V. CONCLUSIONS OF LAW

  1. The Commission has jurisdiction over this matter pursuant to section 413.031 of the Texas Workers’ Compensation Act, Tex. Lab. Code Ann. ch. 401 et seq.
  2. SOAH has jurisdiction over this proceeding, including the authority to issue a decision and order, pursuant to Tex. Lab. Code Ann. § 413.031(d) and Tex. Gov’t Code Ann. ch. 2003.
  3. Adequate and timely notice of the hearing was provided in accordance with Tex. Gov’t Code Ann. §§2001.051 and 2001.052.
  4. The Carrier has the burden of proof in this matter. 28 Tex. Admin. Code (TAC) § 148.21(h).
  5. CPT code 97110 (therapeutic procedure) applies only when the doctor or therapist works directly, one-on-one with a patient on that patient’s therapy only. If two or more patients are performing the same or different therapeutic exercises in the same setting under the supervision of the therapist or doctor, one-on-one contact does not exist; the group code, CPT code 97150, would apply in this situation. Medical Fee Guideline (MFG), Medicine Ground Rule, I.A.9.b. and I.C.9.
  6. CPT code 97530 (therapeutic activities) applies when the doctor or therapist works directly, one-on-one with a patient on that patient’s therapy with the use of dynamic activities to improve functional performance. MFG, Medicine Ground Rule, I.A.11.A.
  7. Section III, of the General Instructions of the MFG requires that the provider document the “exact description of procedure or service provided.”
  8. For the period of November 16, 1999 through April 13, 2000, the reimbursement Carrier has already paid to the Provider itemized in Exhibit A to this order for services billed under one-on-one codes is reasonable.
  9. For physical therapy services provided on November 10, 1999, a payment of one unit of group activity under CPT code 97150 ($27) and one unit of kinetic activity under CPT code 97530 ($35) for a total of $62 is reasonable.
  10. The Carrier is not required to reimburse the Provider for the amount billed under CPT code 97250 (myofascial release) for November 11, 1999, because the Provider failed to obtain preauthorization for this service as is required by 28 TAC § 134.600.
  11. The amount billed for a joint mobilization on November 29, 2002 is not reasonable under Tex.
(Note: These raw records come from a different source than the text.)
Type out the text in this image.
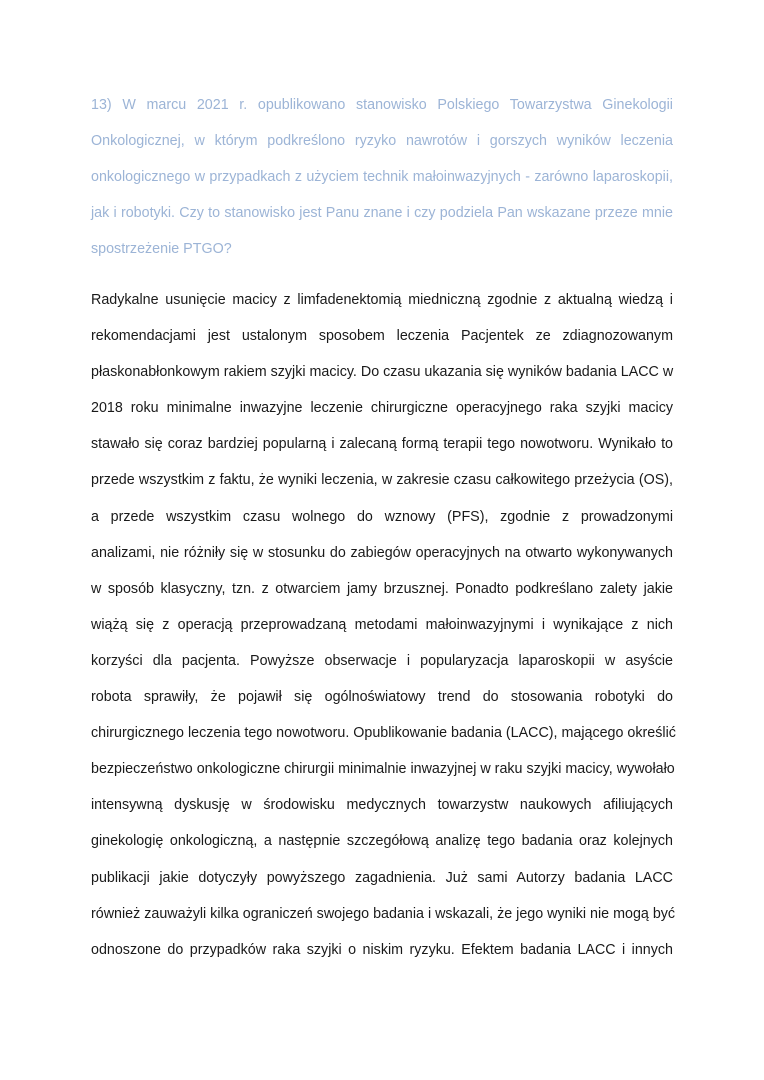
13) W marcu 2021 r. opublikowano stanowisko Polskiego Towarzystwa Ginekologii
Onkologicznej, w którym podkreślono ryzyko nawrotów i gorszych wyników leczenia
onkologicznego w przypadkach z użyciem technik małoinwazyjnych - zarówno laparoskopii,
jak i robotyki. Czy to stanowisko jest Panu znane i czy podziela Pan wskazane przeze mnie
spostrzeżenie PTGO?
Radykalne usunięcie macicy z limfadenektomią miedniczną zgodnie z aktualną wiedzą i
rekomendacjami jest ustalonym sposobem leczenia Pacjentek ze zdiagnozowanym
płaskonabłonkowym rakiem szyjki macicy. Do czasu ukazania się wyników badania LACC w
2018 roku minimalne inwazyjne leczenie chirurgiczne operacyjnego raka szyjki macicy
stawało się coraz bardziej popularną i zalecaną formą terapii tego nowotworu. Wynikało to
przede wszystkim z faktu, że wyniki leczenia, w zakresie czasu całkowitego przeżycia (OS),
a przede wszystkim czasu wolnego do wznowy (PFS), zgodnie z prowadzonymi
analizami, nie różniły się w stosunku do zabiegów operacyjnych na otwarto wykonywanych
w sposób klasyczny, tzn. z otwarciem jamy brzusznej. Ponadto podkreślano zalety jakie
wiążą się z operacją przeprowadzaną metodami małoinwazyjnymi i wynikające z nich
korzyści dla pacjenta. Powyższe obserwacje i popularyzacja laparoskopii w asyście
robota sprawiły, że pojawił się ogólnoświatowy trend do stosowania robotyki do
chirurgicznego leczenia tego nowotworu. Opublikowanie badania (LACC), mającego określić
bezpieczeństwo onkologiczne chirurgii minimalnie inwazyjnej w raku szyjki macicy, wywołało
intensywną dyskusję w środowisku medycznych towarzystw naukowych afiliujących
ginekologię onkologiczną, a następnie szczegółową analizę tego badania oraz kolejnych
publikacji jakie dotyczyły powyższego zagadnienia. Już sami Autorzy badania LACC
również zauważyli kilka ograniczeń swojego badania i wskazali, że jego wyniki nie mogą być
odnoszone do przypadków raka szyjki o niskim ryzyku. Efektem badania LACC i innych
Lab. Code Ann. § 401.011 (19)(A).
  12. The amount billed for work hardening/conditioning under CPT code 97545-wc was not documented as required by MFG, Physical Medicine Ground Rule, II.D.
  13. The Provider is entitled to $62 additional reimbursement in this matter.

Order

IT IS, THEREFORE, ORDERED that the Texas Workers’ Compensation Insurance Fund’s appeal is granted, and it required to pay Curtis Adams, D.C., $62.
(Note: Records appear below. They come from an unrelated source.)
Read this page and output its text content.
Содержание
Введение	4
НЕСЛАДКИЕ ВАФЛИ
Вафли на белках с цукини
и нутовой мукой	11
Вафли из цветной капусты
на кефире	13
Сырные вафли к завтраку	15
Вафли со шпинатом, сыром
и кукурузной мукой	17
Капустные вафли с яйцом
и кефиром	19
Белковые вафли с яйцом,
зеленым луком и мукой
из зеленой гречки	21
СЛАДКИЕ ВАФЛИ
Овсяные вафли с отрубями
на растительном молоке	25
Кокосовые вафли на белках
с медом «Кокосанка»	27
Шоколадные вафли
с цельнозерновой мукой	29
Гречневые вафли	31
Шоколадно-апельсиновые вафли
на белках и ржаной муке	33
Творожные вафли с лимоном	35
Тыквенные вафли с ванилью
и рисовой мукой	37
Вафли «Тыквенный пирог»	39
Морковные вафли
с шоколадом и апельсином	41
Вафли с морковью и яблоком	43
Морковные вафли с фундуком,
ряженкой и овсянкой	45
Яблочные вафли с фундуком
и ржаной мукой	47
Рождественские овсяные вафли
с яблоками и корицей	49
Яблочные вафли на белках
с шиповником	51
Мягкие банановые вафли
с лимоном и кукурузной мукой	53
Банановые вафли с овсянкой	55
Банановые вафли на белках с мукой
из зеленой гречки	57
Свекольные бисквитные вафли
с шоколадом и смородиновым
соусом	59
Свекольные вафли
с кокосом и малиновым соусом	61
Signed this 24th day of September, 2002.

STATE OFFICE OF ADMINISTRATIVE HEARINGS

JANET R. DEWEY
Administrative Law Judge

  1. The parties subsequently narrowed their dispute as is reflected in Exhibit “A.”
  2. CPT code 97150 is an untimed code that provides a flat reimbursement fee for group therapy. CPT codes 97110 and 97530 are billed in fifteen minute increments.
  3. Adopted pursuant to 28 Tex. Admin. Code § 134.201.
  4. MFG, Medicine Ground Rule, I.C.9.
  5. “I am working with the patient, I perform the stretches, I observe, I supervise, I help the patient out with the stretches. If he’s the only one in there, then that’s the only patient I work with at the time. If there’s three patients in there, I work with all three patients at the same time.” Ex. 7, Deposition of Marilyn Ndam at 32, line 9; Ex. 6, Deposition of Curtis Adams, D.C., at 65, line 8.
  6. Ex. 6 at 65.
  7. MFG, Physical Medical Ground Rules, I.C.9.
  8. Cpt Assistant, Vol. 9, Issue 12, Dec. 1999.
  9. MFG, Medicine Ground Rules, I.A.11.a.
  10. MFG, General Instructions, III.
  11. MFG, Physical Medicine Ground Rule, II.D.